Neither was good enough to elevate the mediocre team around them to victory against a pretty good Arkansas team.

Tigers lame-duck head coach Ed Orgeron determined in the days leading up to the game that Johnson would start and play 2 series before he gave Nussmeier, a 4-star recruit, his 1st significant playing time of his freshman season.

Fair enough.

Johnson has shown smarts, toughness and determination, but he isn’t skilled enough to transform a mediocre team into something better than mediocre.

So why not give Nussmeier an opportunity to show if he could do better?

The approach was reasonable, but it was never going to be transformational.

Like Johnson, Nussmeier is a son of an NFL quarterback. Johnson’s dad Brad had a long NFL career and helped the Tampa Bay Buccaneers win a Super Bowl. Nussmeier’s dad Doug had a less distinguished professional career than Brad Johnson, but he had an outstanding college career at Idaho, winning the Walter Payton Award as the best player in the FCS.

As a freshman last season, Johnson gave LSU a lift when he replaced TJ Finley as the starting quarterback for the last 2 games and helped produce encouraging victories against Florida and Ole Miss.

Orgeron was hoping the younger Nussmeier would replicate what the younger Johnson had done.

The Tigers went 3 and out on the game’s 1st possession. Johnson drove them into Arkansas territory, but they stalled and punted on his 2nd possession.

In came Nussmeier on cue.

The Tigers drove to Cade York’s field goal that tied the score at 3 on the freshman’s 1st possession, even though both of Nussmeier’s passes on the possession went incomplete.

On Nussmeier’s 2nd possession, he threw a 29-yard touchdown pass to Jack Bech to give LSU a 10-3 halftime lead. It was an outstanding, acrobatic catch by Bech just inside the back line, but also an impressive throw by the new quarterback.

Nussmeier’s remaining 4 possessions of the half ended with 3 punts and 1 lost fumble.

He and the offense produced a total of 3 points in the 3rd and 4th quarters, and the Tigers went into overtime.

LSU had the 1st possession of overtime, and it ended when Nussmeier threw an interception in the end zone.

Moments later, the Razorbacks were kicking a field goal, and the Tigers were losing with Nussmeier as the quarterback of record, just as they had lost more often than they had won this season with Johnson as the quarterback of record.

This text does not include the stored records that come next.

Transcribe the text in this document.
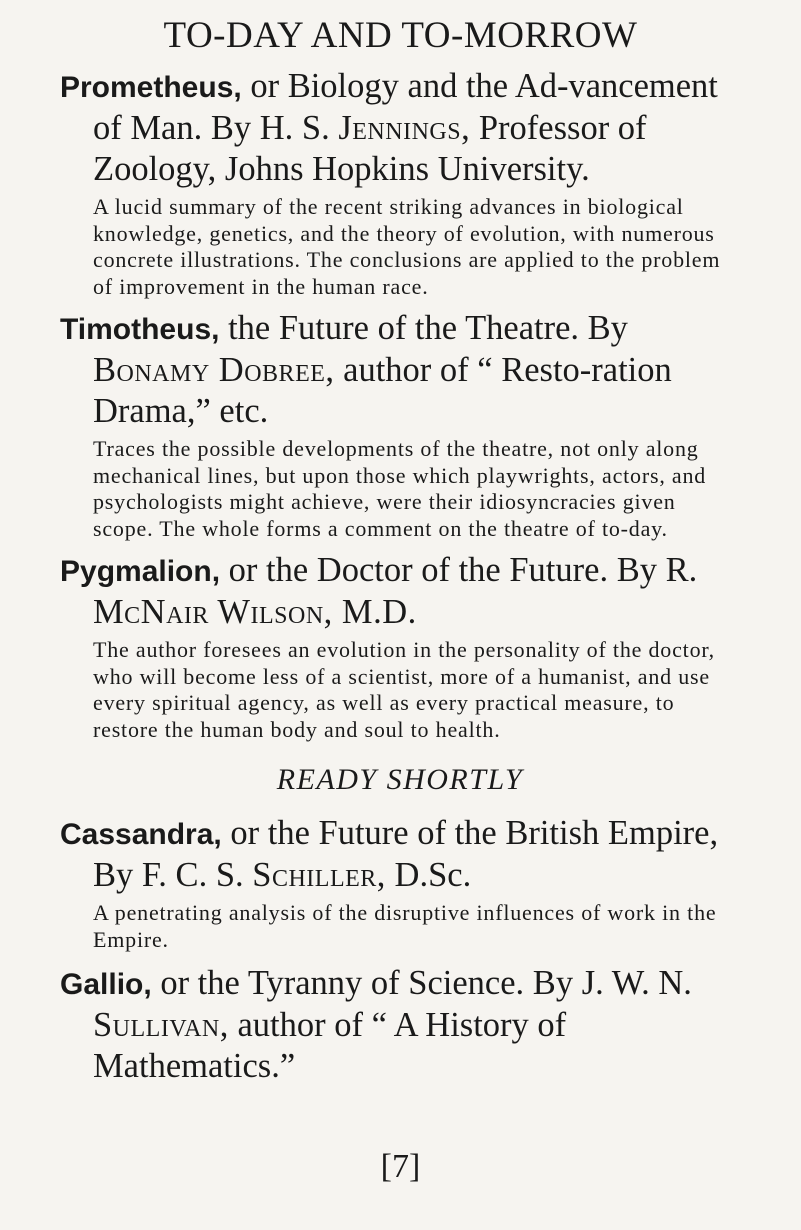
TO-DAY AND TO-MORROW

Prometheus, or Biology and the Ad-vancement of Man. By H. S. Jennings, Professor of Zoology, Johns Hopkins University.

A lucid summary of the recent striking advances in biological knowledge, genetics, and the theory of evolution, with numerous concrete illustrations. The conclusions are applied to the problem of improvement in the human race.

Timotheus, the Future of the Theatre. By Bonamy Dobree, author of “ Resto-ration Drama,” etc.

Traces the possible developments of the theatre, not only along mechanical lines, but upon those which playwrights, actors, and psychologists might achieve, were their idiosyncracies given scope. The whole forms a comment on the theatre of to-day.

Pygmalion, or the Doctor of the Future. By R. McNair Wilson, M.D.

The author foresees an evolution in the personality of the doctor, who will become less of a scientist, more of a humanist, and use every spiritual agency, as well as every practical measure, to restore the human body and soul to health.

READY SHORTLY

Cassandra, or the Future of the British Empire, By F. C. S. Schiller, D.Sc.

A penetrating analysis of the disruptive influences of work in the Empire.

Gallio, or the Tyranny of Science. By J. W. N. Sullivan, author of “ A History of Mathematics.”

[7]
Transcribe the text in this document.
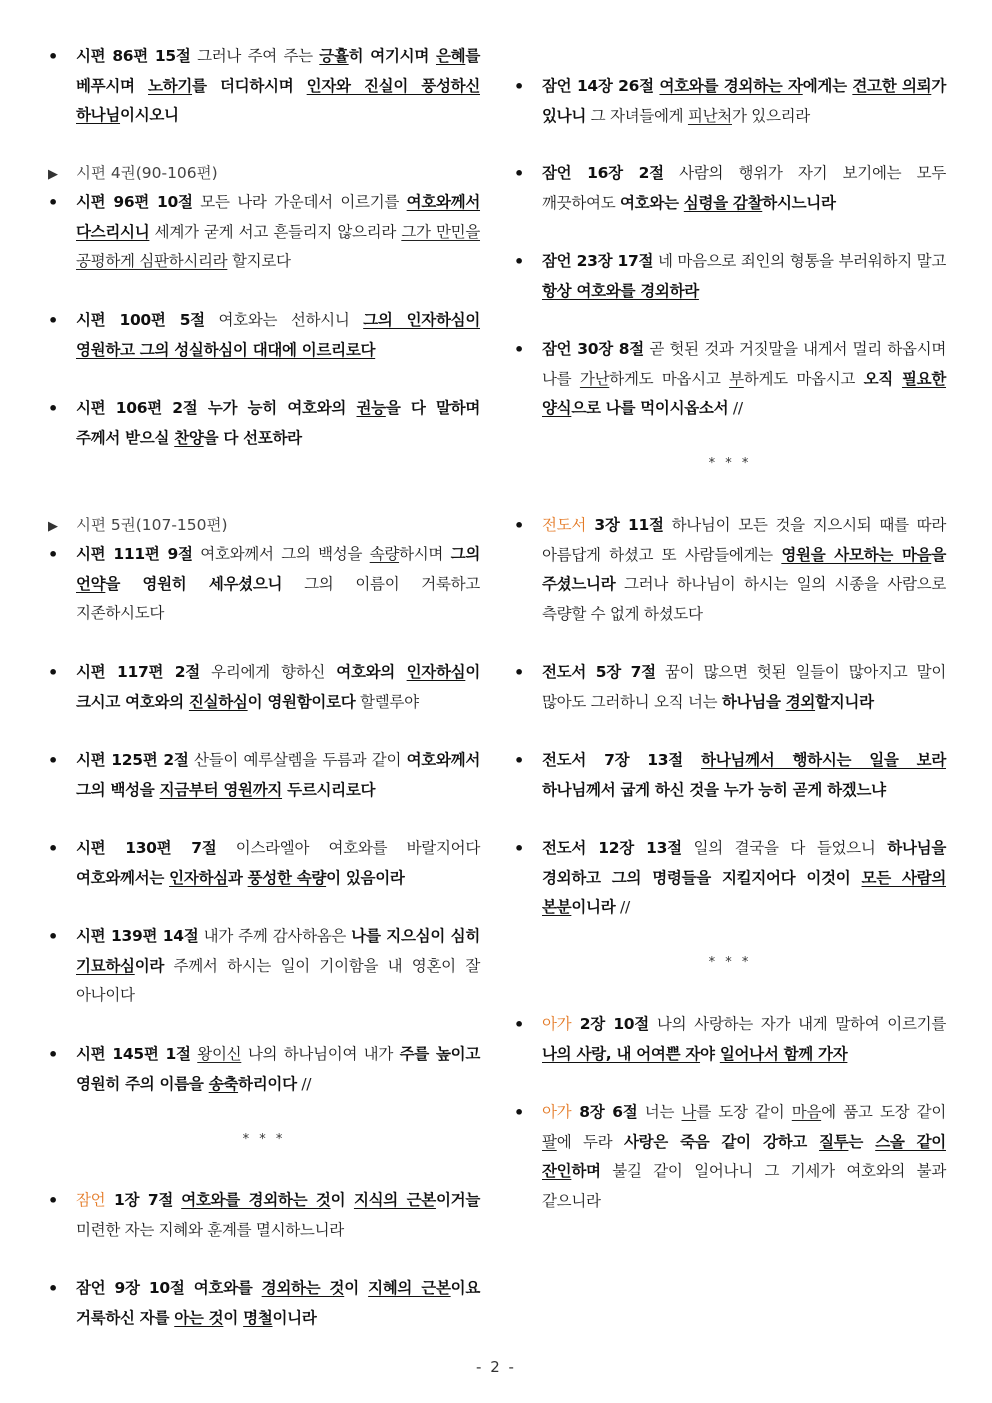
•	시편 86편 15절 그러나 주여 주는 긍휼히 여기시며 은혜를 베푸시며 노하기를 더디하시며 인자와 진실이 풍성하신 하나님이시오니
▶ 시편 4권(90-106편)
•	시편 96편 10절 모든 나라 가운데서 이르기를 여호와께서 다스리시니 세계가 굳게 서고 흔들리지 않으리라 그가 만민을 공평하게 심판하시리라 할지로다
•	시편 100편 5절 여호와는 선하시니 그의 인자하심이 영원하고 그의 성실하심이 대대에 이르리로다
•	시편 106편 2절 누가 능히 여호와의 권능을 다 말하며 주께서 받으실 찬양을 다 선포하라
▶ 시편 5권(107-150편)
•	시편 111편 9절 여호와께서 그의 백성을 속량하시며 그의 언약을 영원히 세우셨으니 그의 이름이 거룩하고 지존하시도다
•	시편 117편 2절 우리에게 향하신 여호와의 인자하심이 크시고 여호와의 진실하심이 영원함이로다 할렐루야
•	시편 125편 2절 산들이 예루살렘을 두름과 같이 여호와께서 그의 백성을 지금부터 영원까지 두르시리로다
•	시편 130편 7절 이스라엘아 여호와를 바랄지어다 여호와께서는 인자하심과 풍성한 속량이 있음이라
•	시편 139편 14절 내가 주께 감사하옴은 나를 지으심이 심히 기묘하심이라 주께서 하시는 일이 기이함을 내 영혼이 잘 아나이다
•	시편 145편 1절 왕이신 나의 하나님이여 내가 주를 높이고 영원히 주의 이름을 송축하리이다 //
* * *
•	잠언 1장 7절 여호와를 경외하는 것이 지식의 근본이거늘 미련한 자는 지혜와 훈계를 멸시하느니라
•	잠언 9장 10절 여호와를 경외하는 것이 지혜의 근본이요 거룩하신 자를 아는 것이 명철이니라
•	잠언 14장 26절 여호와를 경외하는 자에게는 견고한 의뢰가 있나니 그 자녀들에게 피난처가 있으리라
•	잠언 16장 2절 사람의 행위가 자기 보기에는 모두 깨끗하여도 여호와는 심령을 감찰하시느니라
•	잠언 23장 17절 네 마음으로 죄인의 형통을 부러워하지 말고 항상 여호와를 경외하라
•	잠언 30장 8절 곧 헛된 것과 거짓말을 내게서 멀리 하옵시며 나를 가난하게도 마옵시고 부하게도 마옵시고 오직 필요한 양식으로 나를 먹이시옵소서 //
* * *
•	전도서 3장 11절 하나님이 모든 것을 지으시되 때를 따라 아름답게 하셨고 또 사람들에게는 영원을 사모하는 마음을 주셨느니라 그러나 하나님이 하시는 일의 시종을 사람으로 측량할 수 없게 하셨도다
•	전도서 5장 7절 꿈이 많으면 헛된 일들이 많아지고 말이 많아도 그러하니 오직 너는 하나님을 경외할지니라
•	전도서 7장 13절 하나님께서 행하시는 일을 보라 하나님께서 굽게 하신 것을 누가 능히 곧게 하겠느냐
•	전도서 12장 13절 일의 결국을 다 들었으니 하나님을 경외하고 그의 명령들을 지킬지어다 이것이 모든 사람의 본분이니라 //
* * *
•	아가 2장 10절 나의 사랑하는 자가 내게 말하여 이르기를 나의 사랑, 내 어여쁜 자야 일어나서 함께 가자
•	아가 8장 6절 너는 나를 도장 같이 마음에 품고 도장 같이 팔에 두라 사랑은 죽음 같이 강하고 질투는 스올 같이 잔인하며 불길 같이 일어나니 그 기세가 여호와의 불과 같으니라
- 2 -
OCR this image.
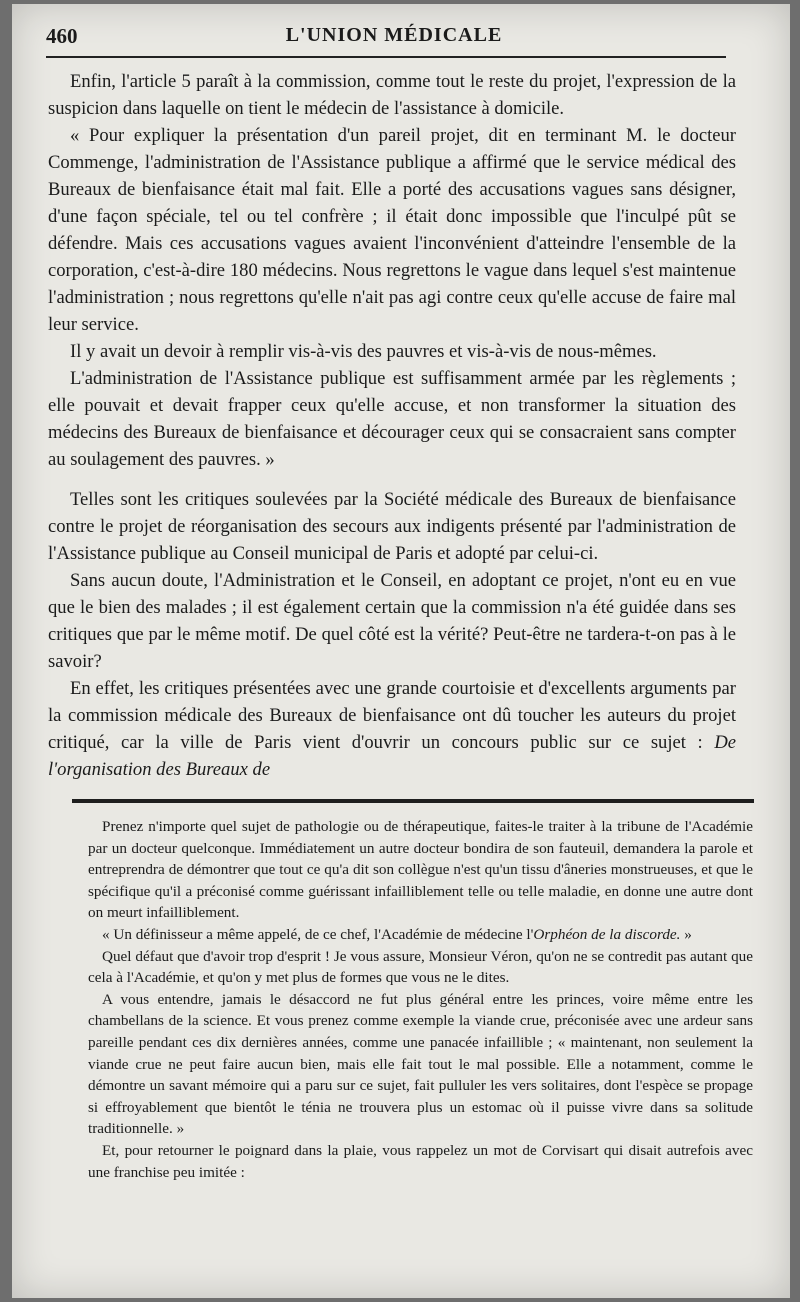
460	L'UNION MÉDICALE

Enfin, l'article 5 paraît à la commission, comme tout le reste du projet, l'expression de la suspicion dans laquelle on tient le médecin de l'assistance à domicile.

« Pour expliquer la présentation d'un pareil projet, dit en terminant M. le docteur Commenge, l'administration de l'Assistance publique a affirmé que le service médical des Bureaux de bienfaisance était mal fait. Elle a porté des accusations vagues sans désigner, d'une façon spéciale, tel ou tel confrère ; il était donc impossible que l'inculpé pût se défendre. Mais ces accusations vagues avaient l'inconvénient d'atteindre l'ensemble de la corporation, c'est-à-dire 180 médecins. Nous regrettons le vague dans lequel s'est maintenue l'administration ; nous regrettons qu'elle n'ait pas agi contre ceux qu'elle accuse de faire mal leur service.

Il y avait un devoir à remplir vis-à-vis des pauvres et vis-à-vis de nous-mêmes.

L'administration de l'Assistance publique est suffisamment armée par les règlements ; elle pouvait et devait frapper ceux qu'elle accuse, et non transformer la situation des médecins des Bureaux de bienfaisance et décourager ceux qui se consacraient sans compter au soulagement des pauvres. »

Telles sont les critiques soulevées par la Société médicale des Bureaux de bienfaisance contre le projet de réorganisation des secours aux indigents présenté par l'administration de l'Assistance publique au Conseil municipal de Paris et adopté par celui-ci.

Sans aucun doute, l'Administration et le Conseil, en adoptant ce projet, n'ont eu en vue que le bien des malades ; il est également certain que la commission n'a été guidée dans ses critiques que par le même motif. De quel côté est la vérité? Peut-être ne tardera-t-on pas à le savoir?

En effet, les critiques présentées avec une grande courtoisie et d'excellents arguments par la commission médicale des Bureaux de bienfaisance ont dû toucher les auteurs du projet critiqué, car la ville de Paris vient d'ouvrir un concours public sur ce sujet : De l'organisation des Bureaux de

Prenez n'importe quel sujet de pathologie ou de thérapeutique, faites-le traiter à la tribune de l'Académie par un docteur quelconque. Immédiatement un autre docteur bondira de son fauteuil, demandera la parole et entreprendra de démontrer que tout ce qu'a dit son collègue n'est qu'un tissu d'âneries monstrueuses, et que le spécifique qu'il a préconisé comme guérissant infailliblement telle ou telle maladie, en donne une autre dont on meurt infailliblement.

« Un définisseur a même appelé, de ce chef, l'Académie de médecine l'Orphéon de la discorde. »

Quel défaut que d'avoir trop d'esprit ! Je vous assure, Monsieur Véron, qu'on ne se contredit pas autant que cela à l'Académie, et qu'on y met plus de formes que vous ne le dites.

A vous entendre, jamais le désaccord ne fut plus général entre les princes, voire même entre les chambellans de la science. Et vous prenez comme exemple la viande crue, préconisée avec une ardeur sans pareille pendant ces dix dernières années, comme une panacée infaillible ; « maintenant, non seulement la viande crue ne peut faire aucun bien, mais elle fait tout le mal possible. Elle a notamment, comme le démontre un savant mémoire qui a paru sur ce sujet, fait pulluler les vers solitaires, dont l'espèce se propage si effroyablement que bientôt le ténia ne trouvera plus un estomac où il puisse vivre dans sa solitude traditionnelle. »

Et, pour retourner le poignard dans la plaie, vous rappelez un mot de Corvisart qui disait autrefois avec une franchise peu imitée :
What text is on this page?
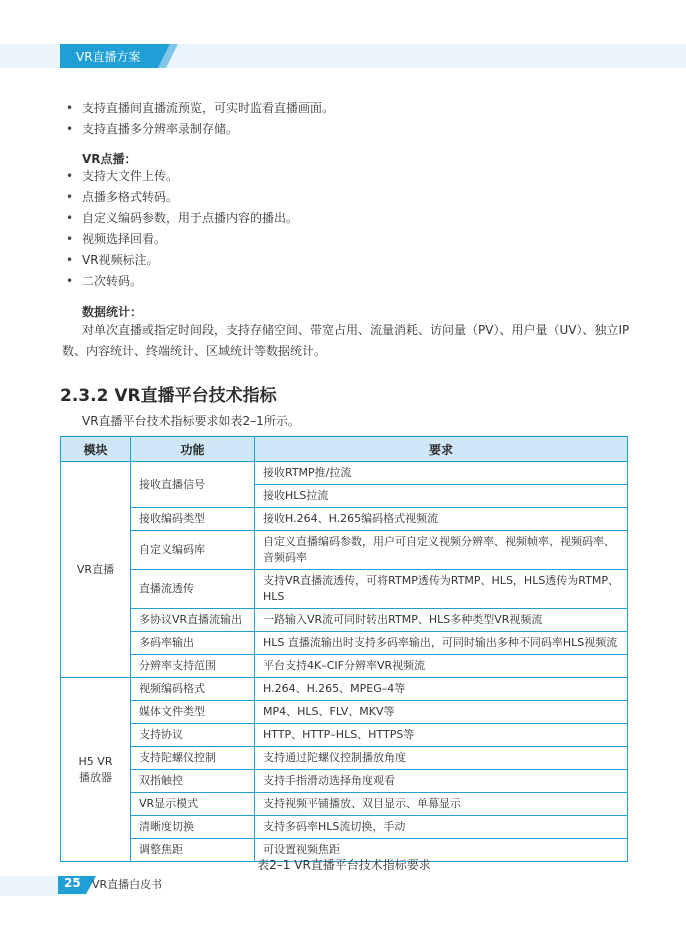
VR直播方案
• 支持直播间直播流预览，可实时监看直播画面。
• 支持直播多分辨率录制存储。
VR点播：
• 支持大文件上传。
• 点播多格式转码。
• 自定义编码参数，用于点播内容的播出。
• 视频选择回看。
• VR视频标注。
• 二次转码。
数据统计：
对单次直播或指定时间段，支持存储空间、带宽占用、流量消耗、访问量（PV）、用户量（UV）、独立IP数、内容统计、终端统计、区域统计等数据统计。
2.3.2 VR直播平台技术指标
VR直播平台技术指标要求如表2–1所示。
模块	功能	要求
VR直播	接收直播信号	接收RTMP推/拉流
		接收HLS拉流
	接收编码类型	接收H.264、H.265编码格式视频流
	自定义编码库	自定义直播编码参数，用户可自定义视频分辨率、视频帧率、视频码率、音频码率
	直播流透传	支持VR直播流透传，可将RTMP透传为RTMP、HLS，HLS透传为RTMP、HLS
	多协议VR直播流输出	一路输入VR流可同时转出RTMP、HLS多种类型VR视频流
	多码率输出	HLS 直播流输出时支持多码率输出，可同时输出多种不同码率HLS视频流
	分辨率支持范围	平台支持4K–CIF分辨率VR视频流
H5 VR
播放器	视频编码格式	H.264、H.265、MPEG–4等
	媒体文件类型	MP4、HLS、FLV、MKV等
	支持协议	HTTP、HTTP–HLS、HTTPS等
	支持陀螺仪控制	支持通过陀螺仪控制播放角度
	双指触控	支持手指滑动选择角度观看
	VR显示模式	支持视频平铺播放、双目显示、单幕显示
	清晰度切换	支持多码率HLS流切换，手动
	调整焦距	可设置视频焦距
表2–1 VR直播平台技术指标要求
25 VR直播白皮书
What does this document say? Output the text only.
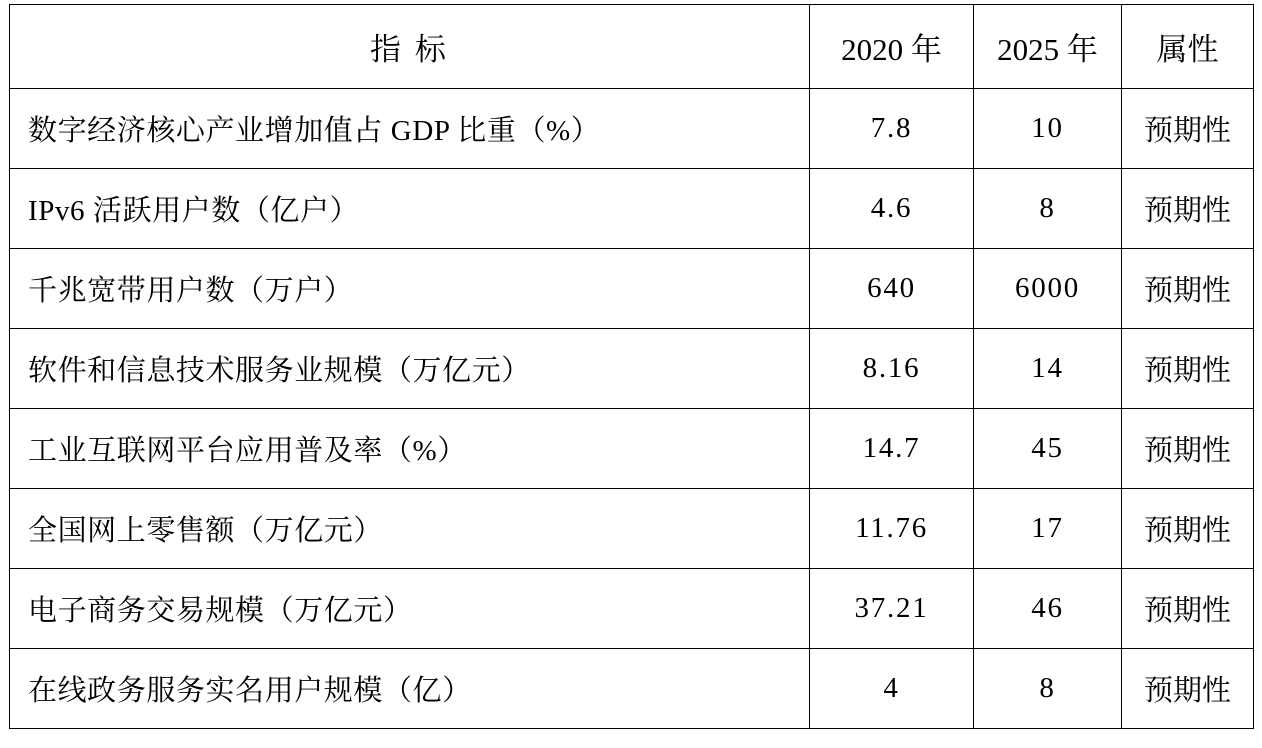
指 标	2020 年	2025 年	属性
数字经济核心产业增加值占 GDP 比重（%）	7.8	10	预期性
IPv6 活跃用户数（亿户）	4.6	8	预期性
千兆宽带用户数（万户）	640	6000	预期性
软件和信息技术服务业规模（万亿元）	8.16	14	预期性
工业互联网平台应用普及率（%）	14.7	45	预期性
全国网上零售额（万亿元）	11.76	17	预期性
电子商务交易规模（万亿元）	37.21	46	预期性
在线政务服务实名用户规模（亿）	4	8	预期性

Ty Davis-Price managed a 100-yard rushing game behind LSU’s battered offensive line, but he never found the end zone.

The Tigers’ defense played very well, just as it had a week earlier in another narrow loss to Alabama.

LSU did a lot of good stuff and had a good opportunity to win. But as a team, it wasn’t good enough.

The Tigers lost to Arkansas essentially the same way they lost to Alabama, Ole Miss, Kentucky, Auburn and UCLA — not because the quarterback was the problem, but because the quarterback wasn’t capable of overcoming the team’s other problems.